Zaklęłam pod nosem i wybiegłam z budynku. Poleciałam tam, gdzie zawsze mieszkał i załomotałam w drzwi.
— BALBIN, BALBIN! BŁAGAM! — krzyczałam waląc i kopiąc w drzwi. Dziesięć sekund później wysoki blondyn stanął w drzwiach. Uniósł brwi widząc mnie zdesperowaną przy swoich drzwiach i nie zdążył nic powiedzieć, bo wepchnęłam się do jego mieszkania od razu mówiąc, w czym rzecz.
— Nie interesuje mnie to, że rzuciłeś studia, masz mi w tej chwili powiedzieć jak opuścić ciało.
— Ale Livid... — zaczął więc wyjęłam sztylet.
— Wiem, że to podłe z mojej strony zmuszać cię do tego, ale przysięgam zrobię ci krzywdę, jeśli zaraz nie powiesz mi jak opuścić ciało. To sprawa życia i śmierci.
Balbin westchnął i wskazał przestronną kuchnię zawaloną taką ilością roślin, że światło lewo wpadało do środka przez duże okna.
— Od razu mówię, że robisz to na własną odpowiedzialność. — powiedział gmerając coś w szufladzie.
— Nie ważne!
— Oraz że nie daję gwarancji na opuszczenie ciała.
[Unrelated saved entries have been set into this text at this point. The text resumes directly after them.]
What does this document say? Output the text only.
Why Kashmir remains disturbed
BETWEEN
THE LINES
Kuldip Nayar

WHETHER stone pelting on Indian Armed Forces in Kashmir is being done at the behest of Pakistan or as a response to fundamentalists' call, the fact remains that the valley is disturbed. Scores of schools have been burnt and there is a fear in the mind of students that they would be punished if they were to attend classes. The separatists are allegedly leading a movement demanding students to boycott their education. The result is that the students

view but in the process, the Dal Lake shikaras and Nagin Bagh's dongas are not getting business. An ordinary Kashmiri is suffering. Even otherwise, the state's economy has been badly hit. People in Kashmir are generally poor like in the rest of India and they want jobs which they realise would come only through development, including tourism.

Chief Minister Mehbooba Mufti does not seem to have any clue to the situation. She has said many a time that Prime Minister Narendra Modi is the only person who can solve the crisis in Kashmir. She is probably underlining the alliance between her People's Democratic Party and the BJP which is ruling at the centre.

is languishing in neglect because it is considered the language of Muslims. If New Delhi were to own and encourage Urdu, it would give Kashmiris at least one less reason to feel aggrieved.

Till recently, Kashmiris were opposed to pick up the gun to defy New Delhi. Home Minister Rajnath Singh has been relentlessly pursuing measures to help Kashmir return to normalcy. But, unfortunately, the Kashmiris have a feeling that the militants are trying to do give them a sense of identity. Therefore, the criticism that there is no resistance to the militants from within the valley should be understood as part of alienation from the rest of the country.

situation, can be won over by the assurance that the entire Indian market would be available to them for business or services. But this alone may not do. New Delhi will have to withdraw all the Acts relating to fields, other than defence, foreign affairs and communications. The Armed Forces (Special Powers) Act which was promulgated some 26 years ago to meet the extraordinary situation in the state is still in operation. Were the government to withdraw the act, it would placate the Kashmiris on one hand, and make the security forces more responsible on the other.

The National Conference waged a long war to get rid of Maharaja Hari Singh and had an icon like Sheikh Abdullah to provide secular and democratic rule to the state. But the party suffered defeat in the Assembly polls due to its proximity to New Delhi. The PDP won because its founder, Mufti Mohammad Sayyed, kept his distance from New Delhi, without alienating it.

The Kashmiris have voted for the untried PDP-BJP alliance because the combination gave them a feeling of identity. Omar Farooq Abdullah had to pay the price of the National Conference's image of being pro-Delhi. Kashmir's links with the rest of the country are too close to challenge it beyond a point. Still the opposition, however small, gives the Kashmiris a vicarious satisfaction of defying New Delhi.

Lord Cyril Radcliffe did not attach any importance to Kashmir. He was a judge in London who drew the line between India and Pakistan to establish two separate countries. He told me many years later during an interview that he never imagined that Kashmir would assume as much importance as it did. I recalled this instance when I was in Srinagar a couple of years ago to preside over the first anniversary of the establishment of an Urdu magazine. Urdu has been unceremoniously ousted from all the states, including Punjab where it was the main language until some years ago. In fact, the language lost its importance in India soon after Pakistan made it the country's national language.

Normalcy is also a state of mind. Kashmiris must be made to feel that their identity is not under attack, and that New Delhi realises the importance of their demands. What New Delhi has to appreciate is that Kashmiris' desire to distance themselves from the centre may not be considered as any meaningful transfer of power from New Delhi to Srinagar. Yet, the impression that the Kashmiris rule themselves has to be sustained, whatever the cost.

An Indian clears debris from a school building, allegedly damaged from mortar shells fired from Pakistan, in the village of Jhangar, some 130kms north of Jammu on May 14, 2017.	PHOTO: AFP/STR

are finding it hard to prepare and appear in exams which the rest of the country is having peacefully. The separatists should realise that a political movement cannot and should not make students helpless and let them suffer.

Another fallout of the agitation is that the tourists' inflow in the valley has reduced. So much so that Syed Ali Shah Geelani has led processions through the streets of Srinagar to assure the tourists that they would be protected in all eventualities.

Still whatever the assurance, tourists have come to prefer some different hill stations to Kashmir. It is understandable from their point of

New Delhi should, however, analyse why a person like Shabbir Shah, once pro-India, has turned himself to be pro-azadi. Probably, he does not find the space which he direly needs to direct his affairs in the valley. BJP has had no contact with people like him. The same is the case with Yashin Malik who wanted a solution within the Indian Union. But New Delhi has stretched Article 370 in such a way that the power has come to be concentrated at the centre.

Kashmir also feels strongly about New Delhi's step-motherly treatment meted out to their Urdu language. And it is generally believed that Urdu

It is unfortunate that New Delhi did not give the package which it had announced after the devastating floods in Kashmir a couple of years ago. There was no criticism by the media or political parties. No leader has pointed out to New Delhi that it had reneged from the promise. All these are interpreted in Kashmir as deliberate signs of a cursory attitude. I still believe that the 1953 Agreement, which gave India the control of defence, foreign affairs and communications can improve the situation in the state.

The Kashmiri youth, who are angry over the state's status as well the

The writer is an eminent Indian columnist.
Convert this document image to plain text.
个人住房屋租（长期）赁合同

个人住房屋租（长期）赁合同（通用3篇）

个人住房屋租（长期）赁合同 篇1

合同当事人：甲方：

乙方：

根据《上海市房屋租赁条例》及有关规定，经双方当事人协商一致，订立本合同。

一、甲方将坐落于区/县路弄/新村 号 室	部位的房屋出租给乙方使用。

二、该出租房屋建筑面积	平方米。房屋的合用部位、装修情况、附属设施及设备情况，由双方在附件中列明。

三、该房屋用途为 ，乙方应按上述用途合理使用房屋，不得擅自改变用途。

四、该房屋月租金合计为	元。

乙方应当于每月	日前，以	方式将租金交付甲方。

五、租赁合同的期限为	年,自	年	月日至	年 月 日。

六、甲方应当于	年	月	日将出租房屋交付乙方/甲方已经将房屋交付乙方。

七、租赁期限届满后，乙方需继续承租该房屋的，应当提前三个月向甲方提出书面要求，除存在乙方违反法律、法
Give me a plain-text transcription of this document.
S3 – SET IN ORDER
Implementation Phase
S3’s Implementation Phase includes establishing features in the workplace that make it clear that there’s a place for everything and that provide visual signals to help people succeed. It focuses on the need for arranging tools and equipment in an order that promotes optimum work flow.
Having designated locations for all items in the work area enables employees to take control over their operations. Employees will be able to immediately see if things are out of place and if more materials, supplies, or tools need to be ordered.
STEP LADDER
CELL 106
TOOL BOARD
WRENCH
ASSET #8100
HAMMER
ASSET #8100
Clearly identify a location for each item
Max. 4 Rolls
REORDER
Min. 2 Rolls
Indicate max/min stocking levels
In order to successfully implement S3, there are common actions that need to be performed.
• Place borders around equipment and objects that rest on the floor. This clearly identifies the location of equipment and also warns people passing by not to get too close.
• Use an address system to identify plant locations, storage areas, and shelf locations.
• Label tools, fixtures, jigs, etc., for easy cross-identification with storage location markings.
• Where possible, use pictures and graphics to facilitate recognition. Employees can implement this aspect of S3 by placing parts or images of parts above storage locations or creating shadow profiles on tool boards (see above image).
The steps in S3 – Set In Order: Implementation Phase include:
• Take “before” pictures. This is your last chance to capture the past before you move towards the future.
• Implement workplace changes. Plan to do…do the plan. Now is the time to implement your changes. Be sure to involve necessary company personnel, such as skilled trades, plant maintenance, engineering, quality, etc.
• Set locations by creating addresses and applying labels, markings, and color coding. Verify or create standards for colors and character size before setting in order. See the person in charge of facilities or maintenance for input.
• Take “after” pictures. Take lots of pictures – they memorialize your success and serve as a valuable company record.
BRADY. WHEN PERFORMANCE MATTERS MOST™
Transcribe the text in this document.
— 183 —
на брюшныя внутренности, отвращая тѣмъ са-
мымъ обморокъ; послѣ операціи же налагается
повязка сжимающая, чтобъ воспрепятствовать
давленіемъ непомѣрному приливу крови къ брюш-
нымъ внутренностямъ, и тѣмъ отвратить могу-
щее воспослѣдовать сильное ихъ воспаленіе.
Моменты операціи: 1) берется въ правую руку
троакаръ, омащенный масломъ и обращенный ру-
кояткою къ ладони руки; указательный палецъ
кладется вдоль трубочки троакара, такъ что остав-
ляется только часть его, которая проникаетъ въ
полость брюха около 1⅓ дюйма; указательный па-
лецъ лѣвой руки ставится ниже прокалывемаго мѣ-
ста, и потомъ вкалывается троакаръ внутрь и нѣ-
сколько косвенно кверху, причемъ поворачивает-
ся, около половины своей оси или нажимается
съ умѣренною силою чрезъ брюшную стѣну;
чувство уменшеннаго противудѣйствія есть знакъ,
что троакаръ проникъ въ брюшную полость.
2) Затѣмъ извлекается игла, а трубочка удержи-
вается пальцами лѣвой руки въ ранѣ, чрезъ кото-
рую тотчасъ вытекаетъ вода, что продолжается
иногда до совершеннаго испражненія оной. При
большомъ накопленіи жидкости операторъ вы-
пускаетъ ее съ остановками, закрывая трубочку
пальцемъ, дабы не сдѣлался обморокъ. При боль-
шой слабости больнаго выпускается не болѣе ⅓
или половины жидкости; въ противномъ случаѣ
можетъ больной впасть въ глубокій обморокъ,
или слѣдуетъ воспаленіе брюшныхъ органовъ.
Kilka razy próbowałem i nic prócz świadomego snu nie miałem.
— Zaczynajmy już — ponagliłam go — gdzie mam usiąść?
— Połóż się lepiej na stole. — Balbin wskazał na drewniany niski stół, na którym ktoś chyba wylał coś, co przypominało benzynę. Kompletnie nie zwracając na to uwagi położyłam się na wznak i czekałam co dalej.
— Znasz taki gatunek motyla, którego jaja wywołują świadomy sen? — spytał Balbin, wkładając strasznie wykrzywione okularu i wyciągając woreczek pełen dobrze mi znanych jaj.
— Tak, brałam je już kiedyś.
— Poważnie? Mogłaś rozmawiać z kimś, kogo spotkałaś w swoim śnie?
— Oczywiście! Dawaj je! — rzekłam donośnie i chwyciłam garść jaj śniących motyli i nie zaważając na protesty Balbina władowałam sobie wszystkie do buzi.
— Osobliwości, dziewczyny ty się już po tym nie wybudzisz! — krzyknął spanikowany Balin. — spróbuj je zwrócić!
Ale ja go nie słuchałam zamykając oczy i czekając co stanie się za chwilę. Z początku doleciał mnie dźwięk otwieranych drzwi i znajome głosy, ale nie otworzyłam oczu. Chciałam coś powiedzieć, sama nie bardzo wiedząc co, ale nie zdążyłam, bo zasnęłam.
Obudziłam się we śnie. Inaczej tego nie można było nazwać. Nagle stwierdziłam, że śnię więc określenie „przebudzenia" jest tutaj jak najbardziej w punkt. Z początku wszystko było ciemne, ale gdy zapragnęłam cokolwiek zobaczyć, mrok rozwiał się i znalazłam się na podjeździe niskiego, ale pięknie ozdobionego pałacu. Było cicho, ciepły wiatr rozwiewał mi spocone włosy, a moje kroki nie wydawały żadnych niepotrzebnych dźwięków. Prowadzona jakąś nienazwaną siłą weszłam do środka doskonale wiedząc co znajdę w środku. Znałam ten pałac, bo byłam już w nim. Był to pałac pamięci Yaku.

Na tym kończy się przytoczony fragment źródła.